Venezia è stata spesso e volentieri definita come una città misteriosa, dai molteplici significati e simbologie nascoste, tutte da decifrare.
Luogo di commercio, da cui i mercanti partivano verso le rotte orientali, ancora oggi conserva iconografie che riuniscono diverse culture.
Venezia può quindi essere paragonata a un libro aperto, con tante pagine ancora da comprendere e decifrare.
E tra le tante storie che ancora non sono state raccontate, c’è quella della Basilica di San Marco e del suo portale maggiore, ricco d’arte ma che, se letto da un’altra prospettiva, svela un ciclo astronomico risalente al 1200.
A confermare questa tesi, frutto di un’approfondita ricerca, è stata la professoressa Gloria Vallese, docente all’Accademia di Belle Arti della città lagunare, in occasione di una conferenza tenuta lo scorso mercoledì 11 ottobre, nell’ambito dei “Mercoledì di San Rocco”, organizzati alla Scuola Grande di San Rocco a Venezia.
Un fatto che, da un certo punto di vista, non sorprende, se si fa un passo indietro in un’epoca dove i mezzi erano nettamente inferiori a quelli odierni.
Una Venezia dove l’attenzione alle stelle era speciale, con la popolazione letteralmente “col naso all’insù” e una conoscenza del ciclo lunare nettamente superiore a quella odierna, sfruttata dai veneziani per le proprie esigenze di mercanti.
Un fatto che, all’apparenza, appare ovvio, ma che in realtà nel tempo non ha mai visto un suo approfondimento, secondo quanto riferito da Vallese.
Anche i dogi riconobbero l’importanza dell’astronomia: se si sale nella loro sala del trono, infatti, un globo lunare accompagna un altro terrestre, segno di quanto non esista geografia senza astronomia ma, soprattutto, di quanto “non si possa dominare il mondo, senza cielo“.
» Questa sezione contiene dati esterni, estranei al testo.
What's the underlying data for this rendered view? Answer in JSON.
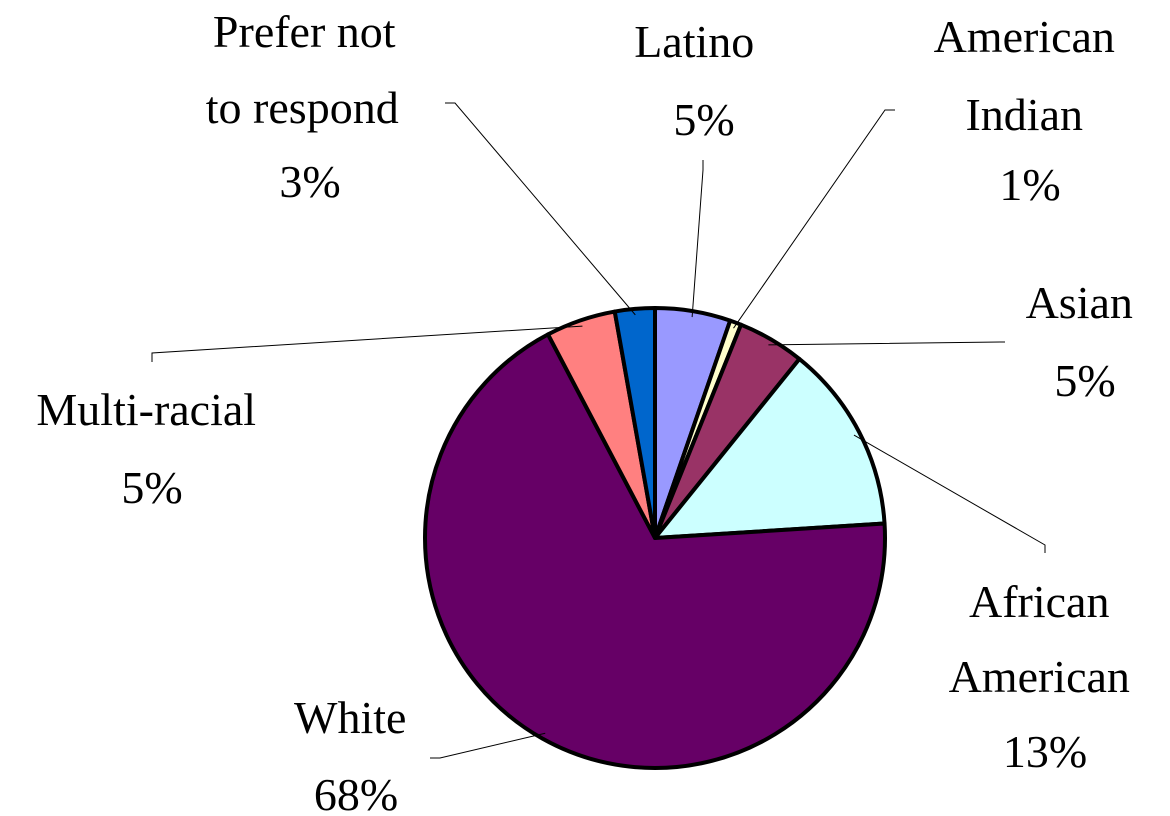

Chi osservava il portale maggiore, riconosceva in esso un ciclo lunare da consultare, grazie alle diverse immagini lì presenti, ognuna corrispondente a una costellazione differente, con influenze orientaleggianti.
Se Vega (la stella più luminosa della costellazione della Lira) veste i panni di un’aquila, le Pleiadi sono richiamate dalla figura di una chioccia con i suoi pulcini, mentre il Sole è incarnato nel profilo di un leone: tutti immagini di animali, in apparenza accostati gli uni agli altri per un’esigenza artistica.
Tra loro spicca inoltre la figura della Vendemmiatrice (Vindemiatrix), figlia di Virgo e stella attesa di norma a fine luglio, per segnalare il cambio di colore dell’uva, qui “travestita” con i panni di una fanciulla, intenta a versare della birra, comunemente usata per festeggiare l’inizio della trebbiatura.
Un vichingo, con i denti digrignanti e i capelli dritti in testa, in più armato di scudo, incarna invece il punto più alto del sole.
Immagini lì posizionate in attesa di ricevere la luce solare, motivo in più a conferma di quanto il portale della basilica fosse stato studiato apposta per fornire una lettura astronomica.
La cupola della Basilica, invece, racchiude in sè elementi appartenenti a culture diverse, segno di quanto l’astronomia fosse un linguaggio comune, adottato per accogliere chiunque fosse di passaggio.
Intanto la fuseruola, che contorna il bordo del portale, si allontana da una funzione puramente ornamentale, poiché fu strumento per contare i giorni dei mesi lunari e le ore, grazie all’ombra proiettata sulle dita poste su diversi punti.
A fare da cornice, anche delle particolari formelle, con i loro animali messi in particolari posture, collocate anche sulle facciate degli antichi palazzi della città, in grado di fornire un orientamento a chi si muoveva tra i canali cittadini.
“Ciò mostra l’abitudine dei Veneziani di vedere la loro città sui cieli stellati – il commento di Gloria Vallese – Un sistema diffuso sulle vie commerciali, anche in Nord Europa e in Oriente”.
Un linguqggio scomparso, tutto da decifrare, quello astronomico nella città lagunare, che dimostra quanto Venezia resti uno scrigno di messaggi ancora da scoprire. E per questo va preservata.